As the successor to the crown, the shah was educated toward that eventuality. When he was eight years old, he began breakfasting alone with his father and attending meetings of the Council of Ministers; and lest anyone have any doubts as to who the next shah would be, he remained at his father's side at parades, inspections, and other public appearances.

The shah's elementary school education took place at a military school which his father established for his sons. The other students were the sons of favored Iranian military officers. Soon the time came for the shah to continue his education in Europe. There he would learn the customs of a different culture, one he would have to deal with as head of state. At the age of 12 he was sent to Le Rosey Boarding School in Switzerland, probably the best-known boarding school in that country. To ensure that he didn't become too westernized, he was accompanied by his younger brother and an Iranian tutor, who also acted as a bodyguard.

The shah seems to have been a very ordinary student who devoted most of his energies to sports, according to the recollections of several students who attended school with him. Surprisingly, his closest friend did not attend Le Rosey--he worked there. Ernest Perron, 10 years Pahlavi's senior, was the handyman's son. One can't think of a more unlikely pair. Their attachment remained a lifelong one. Until his death in 1961, Perron served as the shah's personal secretary.

While attending Le Rosey, the shah had an affair with a young chambermaid, who was dismissed when the liaison came to light. This very unkingly behavior was quickly and quietly sloughed over.

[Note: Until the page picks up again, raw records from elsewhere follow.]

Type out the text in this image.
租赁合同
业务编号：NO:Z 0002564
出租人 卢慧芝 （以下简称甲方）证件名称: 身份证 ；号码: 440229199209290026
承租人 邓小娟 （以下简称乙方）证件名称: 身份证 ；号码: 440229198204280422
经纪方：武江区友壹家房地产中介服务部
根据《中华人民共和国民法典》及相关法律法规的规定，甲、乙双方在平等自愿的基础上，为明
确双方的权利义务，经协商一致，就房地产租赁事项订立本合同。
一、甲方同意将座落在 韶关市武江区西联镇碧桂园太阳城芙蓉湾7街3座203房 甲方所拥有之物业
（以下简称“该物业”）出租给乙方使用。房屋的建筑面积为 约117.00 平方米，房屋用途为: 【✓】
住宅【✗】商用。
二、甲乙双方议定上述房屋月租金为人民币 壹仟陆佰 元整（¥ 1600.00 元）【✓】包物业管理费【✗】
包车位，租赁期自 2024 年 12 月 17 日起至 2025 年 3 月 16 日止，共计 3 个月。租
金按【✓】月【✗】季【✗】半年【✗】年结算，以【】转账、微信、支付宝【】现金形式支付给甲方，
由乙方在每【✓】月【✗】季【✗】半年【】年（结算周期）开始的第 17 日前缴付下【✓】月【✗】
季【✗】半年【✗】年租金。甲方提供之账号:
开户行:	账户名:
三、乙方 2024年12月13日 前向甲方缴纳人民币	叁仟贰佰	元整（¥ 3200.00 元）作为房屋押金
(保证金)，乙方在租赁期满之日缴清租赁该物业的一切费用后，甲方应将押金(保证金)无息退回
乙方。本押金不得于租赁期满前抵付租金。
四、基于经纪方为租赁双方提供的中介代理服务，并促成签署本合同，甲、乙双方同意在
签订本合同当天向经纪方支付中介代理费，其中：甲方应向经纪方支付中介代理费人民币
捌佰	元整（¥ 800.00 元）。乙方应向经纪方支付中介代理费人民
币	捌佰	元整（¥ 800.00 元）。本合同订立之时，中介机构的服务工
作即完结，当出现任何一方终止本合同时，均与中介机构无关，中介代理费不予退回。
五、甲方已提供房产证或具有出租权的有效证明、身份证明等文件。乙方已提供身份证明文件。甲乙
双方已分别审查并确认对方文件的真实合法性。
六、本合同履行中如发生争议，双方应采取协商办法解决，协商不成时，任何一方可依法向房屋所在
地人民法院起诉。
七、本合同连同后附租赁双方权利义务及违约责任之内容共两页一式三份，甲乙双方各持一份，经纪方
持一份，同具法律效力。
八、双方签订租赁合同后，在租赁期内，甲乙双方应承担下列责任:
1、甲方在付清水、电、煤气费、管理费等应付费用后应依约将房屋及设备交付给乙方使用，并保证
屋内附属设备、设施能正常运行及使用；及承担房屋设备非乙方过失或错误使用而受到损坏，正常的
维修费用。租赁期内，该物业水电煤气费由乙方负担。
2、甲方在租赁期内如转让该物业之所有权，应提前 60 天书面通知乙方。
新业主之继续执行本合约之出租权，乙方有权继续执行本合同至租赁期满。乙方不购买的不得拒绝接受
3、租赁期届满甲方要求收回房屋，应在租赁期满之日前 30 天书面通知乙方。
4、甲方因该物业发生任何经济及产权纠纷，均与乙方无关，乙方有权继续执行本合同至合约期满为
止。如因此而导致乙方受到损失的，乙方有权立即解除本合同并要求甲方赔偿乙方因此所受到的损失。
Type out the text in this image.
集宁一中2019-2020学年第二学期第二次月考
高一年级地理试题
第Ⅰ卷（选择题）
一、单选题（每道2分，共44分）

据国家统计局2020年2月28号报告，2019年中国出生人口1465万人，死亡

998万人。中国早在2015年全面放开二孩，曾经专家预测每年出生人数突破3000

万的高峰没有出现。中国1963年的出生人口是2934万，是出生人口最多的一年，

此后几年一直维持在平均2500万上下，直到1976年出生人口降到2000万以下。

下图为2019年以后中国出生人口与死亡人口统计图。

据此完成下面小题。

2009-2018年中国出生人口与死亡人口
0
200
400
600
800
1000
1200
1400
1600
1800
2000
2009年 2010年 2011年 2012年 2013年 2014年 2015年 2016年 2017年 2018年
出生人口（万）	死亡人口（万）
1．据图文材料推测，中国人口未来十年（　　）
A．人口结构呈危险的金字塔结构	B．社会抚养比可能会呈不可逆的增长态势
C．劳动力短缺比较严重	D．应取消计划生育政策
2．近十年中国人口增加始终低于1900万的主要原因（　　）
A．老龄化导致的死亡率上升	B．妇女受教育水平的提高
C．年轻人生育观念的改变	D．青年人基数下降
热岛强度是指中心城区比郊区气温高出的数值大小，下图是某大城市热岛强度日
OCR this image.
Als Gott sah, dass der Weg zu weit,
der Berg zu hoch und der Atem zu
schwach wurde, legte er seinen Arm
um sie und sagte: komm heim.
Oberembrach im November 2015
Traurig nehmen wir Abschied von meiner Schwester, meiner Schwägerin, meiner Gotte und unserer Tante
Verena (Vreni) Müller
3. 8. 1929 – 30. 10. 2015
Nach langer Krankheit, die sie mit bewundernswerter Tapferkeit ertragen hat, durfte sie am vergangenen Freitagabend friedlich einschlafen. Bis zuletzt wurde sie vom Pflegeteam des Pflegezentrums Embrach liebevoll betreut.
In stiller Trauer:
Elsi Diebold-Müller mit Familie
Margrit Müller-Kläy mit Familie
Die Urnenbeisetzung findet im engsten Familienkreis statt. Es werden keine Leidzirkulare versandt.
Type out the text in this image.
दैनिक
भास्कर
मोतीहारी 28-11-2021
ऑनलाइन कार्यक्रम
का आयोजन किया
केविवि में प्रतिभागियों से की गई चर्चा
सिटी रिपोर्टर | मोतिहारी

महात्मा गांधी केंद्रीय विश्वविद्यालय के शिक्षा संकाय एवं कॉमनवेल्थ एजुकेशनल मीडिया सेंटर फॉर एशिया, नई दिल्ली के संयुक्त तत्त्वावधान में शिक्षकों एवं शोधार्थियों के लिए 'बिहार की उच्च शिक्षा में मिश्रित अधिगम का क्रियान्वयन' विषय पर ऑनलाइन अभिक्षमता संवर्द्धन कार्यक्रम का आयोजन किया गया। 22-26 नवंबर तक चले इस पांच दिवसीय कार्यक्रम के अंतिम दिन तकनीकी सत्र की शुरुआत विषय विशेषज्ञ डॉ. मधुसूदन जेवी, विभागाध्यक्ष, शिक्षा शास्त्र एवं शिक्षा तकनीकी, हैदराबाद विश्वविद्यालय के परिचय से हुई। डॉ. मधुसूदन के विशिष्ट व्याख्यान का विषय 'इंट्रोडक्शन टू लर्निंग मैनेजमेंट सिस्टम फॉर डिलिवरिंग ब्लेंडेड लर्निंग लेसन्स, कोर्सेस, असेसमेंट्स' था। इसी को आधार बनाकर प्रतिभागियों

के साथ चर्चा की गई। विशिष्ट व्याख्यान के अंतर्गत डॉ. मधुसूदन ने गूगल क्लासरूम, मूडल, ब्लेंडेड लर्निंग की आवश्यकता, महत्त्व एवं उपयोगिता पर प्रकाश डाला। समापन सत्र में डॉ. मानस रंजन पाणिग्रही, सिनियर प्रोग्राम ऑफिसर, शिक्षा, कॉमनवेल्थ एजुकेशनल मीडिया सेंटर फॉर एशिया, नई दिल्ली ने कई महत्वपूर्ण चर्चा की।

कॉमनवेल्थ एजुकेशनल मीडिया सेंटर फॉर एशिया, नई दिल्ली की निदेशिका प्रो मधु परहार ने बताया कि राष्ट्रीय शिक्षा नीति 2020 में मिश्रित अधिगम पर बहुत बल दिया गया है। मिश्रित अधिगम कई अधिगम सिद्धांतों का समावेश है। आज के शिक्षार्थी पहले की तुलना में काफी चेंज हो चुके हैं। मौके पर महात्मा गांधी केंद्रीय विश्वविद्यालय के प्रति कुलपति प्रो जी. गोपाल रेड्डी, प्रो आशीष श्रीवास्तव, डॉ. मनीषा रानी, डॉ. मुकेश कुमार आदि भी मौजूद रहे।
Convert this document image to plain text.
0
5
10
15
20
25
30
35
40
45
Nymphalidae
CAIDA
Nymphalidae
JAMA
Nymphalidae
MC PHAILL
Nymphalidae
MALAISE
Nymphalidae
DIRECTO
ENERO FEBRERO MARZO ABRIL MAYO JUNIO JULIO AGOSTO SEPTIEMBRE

The shah did not graduate from Le Rosey. Shortly before he was to take his final exams, he was summoned home by his father. Once back in Tehran, he returned to military school.

After finishing his two years at this school, the shah began to acquire a reputation as a playboy and a ladies' man, a reputation which has stayed with him. He has always been known for his fondness for fast cars, fast horses, airplanes, and beautiful women--especially Scandinavians. The "swinging shah" image hurt him politically in his early years, when he was branded a light-weight.